Hierbei kann es sich freilich auch um ein Versehen oder eine zu strenge Auslegung am Wortlaut meinerseits handeln. Sollte die Bundesregierung jedoch tatsächlich kumulativ eine Einwilligung als eine gesetzliche Grundlage für die Datenverarbeitung erforderlich halten, so dürfte dies gegen europäisches Recht verstoßen.

Der europäische Gerichtshof hat bereits im Jahre 2011 (C-468/10 und C-469/10) zu Art. 7 der Datenschutzrichtlinie (RL 95/46 EG), der die möglichen Grundlagen einer Datenverarbeitung festlegt, entschieden, dass die Mitgliedstaaten weder neue Grundsätze in Bezug auf die Zulässigkeit der Verarbeitung personenbezogener Daten neben Art. 7 der Richtlinie 95/46 einführen, noch zusätzliche Bedingungen stellen dürfen, die die Tragweite eines der sechs in diesem Artikel vorgesehenen Grundsätze verändern würden. Möchte die Bundesregierung jedoch kumulativ sowohl die Einwilligung als auch eine gesetzliche Erlaubnis für die Zulässigkeit des Umgangs mit personenbezogenen Daten im vernetzten Fahrzeug vorsehen, dürfte dies eine zusätzliche Bedingungen im Sinne des Urteils des europäischen Gerichtshofs darstellen. Die Erfüllung von zwei möglichen Zulässigkeitsalternativen würden verpflichtend zusammengefasst.

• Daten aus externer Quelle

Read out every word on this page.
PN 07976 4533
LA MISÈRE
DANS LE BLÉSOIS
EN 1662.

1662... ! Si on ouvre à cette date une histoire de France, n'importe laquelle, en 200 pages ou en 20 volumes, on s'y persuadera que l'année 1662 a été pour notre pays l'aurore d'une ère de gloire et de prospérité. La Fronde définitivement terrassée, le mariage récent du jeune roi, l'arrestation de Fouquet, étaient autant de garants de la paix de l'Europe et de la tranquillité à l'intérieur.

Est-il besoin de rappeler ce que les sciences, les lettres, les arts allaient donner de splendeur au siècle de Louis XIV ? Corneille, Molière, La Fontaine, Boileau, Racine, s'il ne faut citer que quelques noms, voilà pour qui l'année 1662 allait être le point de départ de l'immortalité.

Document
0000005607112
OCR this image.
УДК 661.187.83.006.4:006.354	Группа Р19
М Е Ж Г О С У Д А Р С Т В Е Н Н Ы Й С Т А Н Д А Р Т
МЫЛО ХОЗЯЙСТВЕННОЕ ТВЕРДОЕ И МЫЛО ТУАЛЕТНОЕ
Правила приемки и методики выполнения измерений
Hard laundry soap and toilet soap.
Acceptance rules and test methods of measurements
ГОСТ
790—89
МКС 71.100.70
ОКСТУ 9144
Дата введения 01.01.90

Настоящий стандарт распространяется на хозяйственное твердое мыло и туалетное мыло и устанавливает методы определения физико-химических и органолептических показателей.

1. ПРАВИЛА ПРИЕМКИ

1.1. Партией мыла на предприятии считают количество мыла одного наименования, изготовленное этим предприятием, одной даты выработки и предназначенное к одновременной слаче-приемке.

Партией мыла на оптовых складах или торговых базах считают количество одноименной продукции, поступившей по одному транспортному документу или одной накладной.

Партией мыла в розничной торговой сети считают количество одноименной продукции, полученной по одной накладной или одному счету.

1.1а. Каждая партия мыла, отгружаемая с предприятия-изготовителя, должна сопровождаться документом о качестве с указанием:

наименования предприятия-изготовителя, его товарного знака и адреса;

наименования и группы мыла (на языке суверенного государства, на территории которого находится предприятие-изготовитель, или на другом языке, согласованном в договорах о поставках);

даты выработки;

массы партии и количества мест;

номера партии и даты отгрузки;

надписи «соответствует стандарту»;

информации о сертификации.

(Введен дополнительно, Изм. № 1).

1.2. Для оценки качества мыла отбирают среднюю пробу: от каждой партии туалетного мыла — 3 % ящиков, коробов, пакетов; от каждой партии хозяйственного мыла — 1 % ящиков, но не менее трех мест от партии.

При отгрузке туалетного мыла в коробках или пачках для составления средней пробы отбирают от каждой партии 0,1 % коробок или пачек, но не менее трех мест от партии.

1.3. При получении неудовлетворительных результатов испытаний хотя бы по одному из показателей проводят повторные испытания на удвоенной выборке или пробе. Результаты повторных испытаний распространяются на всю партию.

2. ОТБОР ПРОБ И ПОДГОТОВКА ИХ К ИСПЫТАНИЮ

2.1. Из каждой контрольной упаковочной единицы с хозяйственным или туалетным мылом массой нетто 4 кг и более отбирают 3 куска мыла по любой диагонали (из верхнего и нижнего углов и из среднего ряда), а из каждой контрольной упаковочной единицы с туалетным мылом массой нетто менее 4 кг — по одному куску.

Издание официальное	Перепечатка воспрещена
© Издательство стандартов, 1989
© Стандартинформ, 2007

Unklar ist zudem, wie sich die Vorgabe der Bundesregierung, dass per se bereits nur pseudonymisierte Daten erhoben werden dürfen, mit der geplanten Vorgabe verhält, dass hierfür sowohl eine Einwilligung als auch eine gesetzliche Erlaubnis erforderlich ist. Zwar wird heute bereits vielfach davon ausgegangen, dass es sich auch bei pseudonymisierten Daten weiterhin um personenbezogene Daten handelt. Jedoch wird gerade der Umgang mit Daten unter einem Pseudonym, insbesondere auch wenn es sich um Fälle handelt die von der Bundesregierung im Antrag angesprochen werden, nämlich wenn Nutzungsprofile erstellt werden, gesetzlich privilegiert. So erlaubt § 15 Abs. 3 TMG die Erstellung von Nutzungsprofilen unter Verwendung eines Pseudonyms für Zwecke der Werbung, Marktforschung oder auch zur bedarfsgerechten Gestaltung von Telemedien ohne vorherige Einwilligung. Dem Nutzer muss nur die Gelegenheit gegeben werden, der Datenverarbeitung im Nachhinein zu widersprechen. Gerade wenn man sich das vernetzte Fahrzeug anschaut, welches sich immer mehr zu einem rollenden Telemediendienst wandelt, stellt sich daher die Frage, ob die Bundesregierung eine Verschärfung der geltenden Vorgaben auch bezüglich des Erstellens von Nutzungsprofilen unter einem Pseudonym plant.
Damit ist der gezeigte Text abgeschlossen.